The first process involves receipt of certificates of analysis, or COAs. The analyses required in the COA will be predetermined and will be included in the ingredient specifications sent to the supplier. It will spell out whether the COA is required for each shipment of the ingredient or on a less frequent basis. If it is required less frequently, then this is more often referred to as a certificate of conformance.
A second method of verification will be inspection of the inbound material from suppliers. Depending on resources, it may not be practical to inspect every shipment of materials, but the initial ingredient Hazard Analysis should provide guidance on the frequency of inspection of ingredients received. For example, an ingredient such as salt should not require inspection more frequently than semiannually and may require only annual inspection. However, perishable ingredients such as fresh fruits or vegetables may require inspection for each load to verify the condition and to ensure there is no damage, deterioration or infestation that will diminish the safety or quality of the ingredient.

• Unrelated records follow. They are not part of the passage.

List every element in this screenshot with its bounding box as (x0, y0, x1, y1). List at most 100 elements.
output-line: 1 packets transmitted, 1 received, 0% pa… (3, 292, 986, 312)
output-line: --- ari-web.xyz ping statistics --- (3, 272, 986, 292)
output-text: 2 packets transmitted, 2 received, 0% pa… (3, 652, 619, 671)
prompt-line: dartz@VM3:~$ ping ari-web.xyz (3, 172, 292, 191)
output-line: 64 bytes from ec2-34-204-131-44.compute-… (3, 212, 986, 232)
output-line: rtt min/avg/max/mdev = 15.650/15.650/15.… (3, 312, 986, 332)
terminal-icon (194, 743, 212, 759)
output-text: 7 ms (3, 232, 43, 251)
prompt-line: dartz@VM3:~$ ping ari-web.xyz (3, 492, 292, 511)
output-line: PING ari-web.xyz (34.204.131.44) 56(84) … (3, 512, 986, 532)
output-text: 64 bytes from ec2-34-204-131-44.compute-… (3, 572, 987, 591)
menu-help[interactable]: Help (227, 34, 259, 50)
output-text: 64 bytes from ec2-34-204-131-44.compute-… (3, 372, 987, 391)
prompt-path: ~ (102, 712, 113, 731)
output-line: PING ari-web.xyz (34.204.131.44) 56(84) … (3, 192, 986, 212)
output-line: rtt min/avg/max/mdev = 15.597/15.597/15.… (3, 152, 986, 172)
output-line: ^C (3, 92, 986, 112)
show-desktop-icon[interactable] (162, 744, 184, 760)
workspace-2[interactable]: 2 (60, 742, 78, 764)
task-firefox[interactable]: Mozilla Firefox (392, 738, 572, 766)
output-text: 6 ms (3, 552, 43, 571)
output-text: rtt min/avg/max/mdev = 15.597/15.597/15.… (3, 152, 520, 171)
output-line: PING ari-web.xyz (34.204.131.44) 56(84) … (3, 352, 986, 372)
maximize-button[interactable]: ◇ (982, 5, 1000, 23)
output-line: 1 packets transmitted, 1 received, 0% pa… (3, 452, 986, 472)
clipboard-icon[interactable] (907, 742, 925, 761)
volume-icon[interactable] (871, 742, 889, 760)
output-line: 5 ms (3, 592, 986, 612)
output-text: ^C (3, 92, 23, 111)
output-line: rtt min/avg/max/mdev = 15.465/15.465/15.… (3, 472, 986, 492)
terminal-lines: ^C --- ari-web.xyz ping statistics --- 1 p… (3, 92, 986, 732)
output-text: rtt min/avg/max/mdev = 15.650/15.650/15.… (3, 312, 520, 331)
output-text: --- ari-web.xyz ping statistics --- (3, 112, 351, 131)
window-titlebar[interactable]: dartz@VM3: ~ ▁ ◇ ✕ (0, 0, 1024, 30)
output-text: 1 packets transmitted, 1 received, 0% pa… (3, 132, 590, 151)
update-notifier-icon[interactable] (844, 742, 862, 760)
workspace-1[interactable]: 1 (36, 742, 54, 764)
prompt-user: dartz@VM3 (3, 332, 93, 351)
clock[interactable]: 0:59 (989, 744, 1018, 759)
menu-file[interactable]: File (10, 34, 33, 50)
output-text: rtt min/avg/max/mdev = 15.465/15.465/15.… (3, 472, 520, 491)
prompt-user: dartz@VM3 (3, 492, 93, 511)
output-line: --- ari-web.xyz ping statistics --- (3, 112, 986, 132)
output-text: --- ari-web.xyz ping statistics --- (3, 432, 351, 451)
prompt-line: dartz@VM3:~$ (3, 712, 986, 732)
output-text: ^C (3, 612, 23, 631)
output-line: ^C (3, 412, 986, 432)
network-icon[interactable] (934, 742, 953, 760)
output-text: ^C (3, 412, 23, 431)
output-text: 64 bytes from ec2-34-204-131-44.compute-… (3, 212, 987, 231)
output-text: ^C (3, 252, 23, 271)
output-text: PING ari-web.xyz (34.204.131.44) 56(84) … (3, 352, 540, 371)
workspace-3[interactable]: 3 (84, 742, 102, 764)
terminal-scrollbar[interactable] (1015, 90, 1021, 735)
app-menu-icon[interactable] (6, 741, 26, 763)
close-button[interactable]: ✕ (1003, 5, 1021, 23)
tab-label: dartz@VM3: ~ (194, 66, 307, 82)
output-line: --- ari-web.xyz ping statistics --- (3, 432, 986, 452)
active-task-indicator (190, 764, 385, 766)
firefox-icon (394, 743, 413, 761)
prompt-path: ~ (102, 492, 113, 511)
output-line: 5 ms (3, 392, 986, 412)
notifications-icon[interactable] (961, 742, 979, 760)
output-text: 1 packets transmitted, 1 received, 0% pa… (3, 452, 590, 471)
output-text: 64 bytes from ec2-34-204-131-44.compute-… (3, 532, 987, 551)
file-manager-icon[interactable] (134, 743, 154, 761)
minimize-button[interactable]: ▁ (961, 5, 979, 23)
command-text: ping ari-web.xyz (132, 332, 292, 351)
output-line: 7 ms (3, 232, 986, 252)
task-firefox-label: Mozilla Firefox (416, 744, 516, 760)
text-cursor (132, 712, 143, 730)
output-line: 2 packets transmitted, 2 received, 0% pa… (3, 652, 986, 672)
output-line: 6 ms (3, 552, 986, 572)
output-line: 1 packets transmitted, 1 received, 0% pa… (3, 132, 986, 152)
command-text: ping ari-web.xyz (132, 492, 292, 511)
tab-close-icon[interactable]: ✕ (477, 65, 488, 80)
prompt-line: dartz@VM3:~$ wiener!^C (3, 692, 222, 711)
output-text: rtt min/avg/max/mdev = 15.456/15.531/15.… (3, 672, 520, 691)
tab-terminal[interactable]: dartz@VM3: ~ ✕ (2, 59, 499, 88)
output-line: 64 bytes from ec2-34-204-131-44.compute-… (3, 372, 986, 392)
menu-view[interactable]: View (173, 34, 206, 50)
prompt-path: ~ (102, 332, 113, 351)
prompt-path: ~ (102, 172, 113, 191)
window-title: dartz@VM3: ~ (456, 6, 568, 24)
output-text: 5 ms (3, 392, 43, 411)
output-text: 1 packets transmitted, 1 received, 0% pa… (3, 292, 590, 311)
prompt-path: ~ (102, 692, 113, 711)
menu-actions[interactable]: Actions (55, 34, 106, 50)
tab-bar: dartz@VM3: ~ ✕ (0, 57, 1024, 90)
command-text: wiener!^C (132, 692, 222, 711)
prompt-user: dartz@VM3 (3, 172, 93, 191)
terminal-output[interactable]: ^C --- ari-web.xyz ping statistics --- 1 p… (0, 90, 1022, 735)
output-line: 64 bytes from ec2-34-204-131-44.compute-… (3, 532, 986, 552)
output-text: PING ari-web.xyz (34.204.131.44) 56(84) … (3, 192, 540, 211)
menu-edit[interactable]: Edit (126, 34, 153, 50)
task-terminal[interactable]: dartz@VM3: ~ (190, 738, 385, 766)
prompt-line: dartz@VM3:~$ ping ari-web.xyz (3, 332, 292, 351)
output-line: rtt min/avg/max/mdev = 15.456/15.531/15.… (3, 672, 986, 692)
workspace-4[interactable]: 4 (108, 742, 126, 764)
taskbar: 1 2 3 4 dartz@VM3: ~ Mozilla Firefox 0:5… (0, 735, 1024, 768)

When a material is received that does not conform to the expectations of the facility, the nonconformance should be reported to the supplier. This is often done as a corrective action report, or CAR, in which the nonconformance is described and the supplier is requested to provide a response as to their findings and actions to prevent reoccurrence. By maintaining a log of supplier CARs, the facility can also determine the longer-term performance of the supplier and whether repeated CARs become a reason to place the supplier on probation or ultimately reject the supplier.
Regardless of the size of the organization or the available resources, it is possible for a company to assess the risk of its supplied ingredients, develop specifications and select suppliers. A robust supplier approval and verification program can ensure conformance to expectations for food safety, quality and regulatory expectations.
Michael Cramer, CQA, is the senior director, food safety and quality assurance, for Ajinomoto Windsor.